Joseph Wilson, the former U.S. diplomat who publicly challenged the reasoning behind President George W. Bush's invasion of Iraq, died Friday. He was 69.

Wilson died of organ failure, his ex-wife, Valerie Plame, confirmed to several news outlets. Plame's identity as a CIA operative was revealed a week after Wilson contested the Bush administration in a 2003 New York Times op-ed. Plame and Wilson divorced in 2017.

The dispute between Wilson and the Bush administration began after President Bush declared in his State of the Union speech in January 2003 that Iraq was attempting to restart its nuclear program.

"The British government has learned that Saddam Hussein recently sought significant quantities of uranium from Africa," Bush said.

The U.S. invaded Iraq seven weeks later.

But in an op-ed titled "What I Didn't Find in Africa" published in The New York Times, Wilson directly contradicted those 16 words. He claimed that the Bush administration was manipulating intelligence to justify the Iraq invasion.

"Based on my experience with the administration in the months leading up to the war, I have little choice but to conclude that some of the intelligence related to Iraq's nuclear weapons program was twisted to exaggerate the Iraqi threat," Wilson wrote.

For 23 years, Wilson served as a foreign diplomat in various locations — he was the senior U.S. diplomat in Baghdad during the first Gulf War. In 2002, as a private citizen, he was asked by the CIA to travel to Niger on behalf of the U.S. government to investigate claims that Niger had sold uranium to Iraq in the 1990s, according to his op-ed.

"I spent the next eight days drinking sweet mint tea and meeting with dozens of people: current government officials, former government officials, people associated with the country's uranium business," Wilson wrote. "It did not take long to conclude that it was highly doubtful that any such transaction had ever taken place."

That op-ed set off a firestorm in Washington, D.C., as the Bush administration scrambled to justify Bush's State of the Union claim. A week after the article was published, Wilson's then-wife Valerie Plame's covert identity as a CIA operative was leaked to the press and then exposed by columnist Robert Novak.

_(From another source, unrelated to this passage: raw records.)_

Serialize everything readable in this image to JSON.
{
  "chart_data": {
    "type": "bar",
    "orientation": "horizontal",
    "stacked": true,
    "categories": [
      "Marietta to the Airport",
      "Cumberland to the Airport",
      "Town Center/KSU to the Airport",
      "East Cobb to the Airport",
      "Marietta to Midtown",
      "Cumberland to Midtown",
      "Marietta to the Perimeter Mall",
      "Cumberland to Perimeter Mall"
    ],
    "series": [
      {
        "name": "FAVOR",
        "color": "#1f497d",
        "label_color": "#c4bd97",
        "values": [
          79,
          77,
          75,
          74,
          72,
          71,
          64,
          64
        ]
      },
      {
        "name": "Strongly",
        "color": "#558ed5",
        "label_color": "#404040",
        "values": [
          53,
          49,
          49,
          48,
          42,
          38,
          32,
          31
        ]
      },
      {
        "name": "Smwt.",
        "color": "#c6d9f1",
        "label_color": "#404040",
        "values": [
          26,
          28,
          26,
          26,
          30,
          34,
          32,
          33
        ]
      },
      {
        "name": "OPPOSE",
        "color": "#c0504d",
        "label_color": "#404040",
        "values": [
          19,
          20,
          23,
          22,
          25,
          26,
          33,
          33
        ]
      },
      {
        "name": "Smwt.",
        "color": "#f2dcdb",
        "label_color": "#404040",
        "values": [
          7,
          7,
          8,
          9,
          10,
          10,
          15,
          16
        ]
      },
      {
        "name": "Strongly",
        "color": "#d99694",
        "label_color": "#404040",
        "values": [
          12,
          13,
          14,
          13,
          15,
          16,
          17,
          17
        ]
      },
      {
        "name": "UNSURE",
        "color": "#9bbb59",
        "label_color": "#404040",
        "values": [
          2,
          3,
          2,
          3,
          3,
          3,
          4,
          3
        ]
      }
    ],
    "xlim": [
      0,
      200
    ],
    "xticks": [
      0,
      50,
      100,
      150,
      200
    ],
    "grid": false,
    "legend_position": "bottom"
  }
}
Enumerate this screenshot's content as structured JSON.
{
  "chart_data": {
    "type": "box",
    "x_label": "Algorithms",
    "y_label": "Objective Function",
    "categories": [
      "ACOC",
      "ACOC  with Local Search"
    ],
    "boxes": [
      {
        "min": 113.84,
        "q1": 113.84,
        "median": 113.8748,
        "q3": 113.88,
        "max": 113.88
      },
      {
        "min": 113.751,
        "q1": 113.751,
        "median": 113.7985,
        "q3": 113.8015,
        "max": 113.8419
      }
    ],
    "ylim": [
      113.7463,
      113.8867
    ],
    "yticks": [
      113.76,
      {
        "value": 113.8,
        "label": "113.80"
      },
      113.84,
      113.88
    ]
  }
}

Plame had been undercover for most of her career.

"It just felt like I got a sucker punch to the gut," Plame told NPR's Fresh Air in 2007. "And I knew, of course, my career as I knew it was over."

She was forced to resign from the CIA.

"I was not surprised that the White House would attempt to discredit me. There is a long practice in this town of trying to destroy the credibility of the message by destroying the credibility of the messenger," Wilson told NPR's Renee Montagne in 2004.

"I was shocked that somebody in the U.S. government would take a decision that the political agenda that they were trying to protect or defend was more important than the national security of the country and expose my wife and her activities."

An investigation into the leak of Plame's identity later led to the conviction of vice presidential aide I. Lewis "Scooter" Libby Jr. for perjury and obstruction of justice. President Trump fully pardoned Libby in 2018.

Wilson and Plame became widely recognized celebrities for years after the events unfolded. Both wrote memoirs of the ordeal, and Plame's book Fair Game was made into a 2010 feature film starring Sean Penn and Naomi Watts. Plame became a professional speaker and is now running for Congress as a Democrat in New Mexico.

In a telephone interview with The New York Times on Friday, Plame said that Wilson never regretted writing the op-ed that catapulted them both into the national spotlight.

"He did it because he felt it was his responsibility as a citizen. It was not done out of partisan motivation, despite how it was spun," she told the Times.

"He had the heart of a lion," she said. "He's an American hero."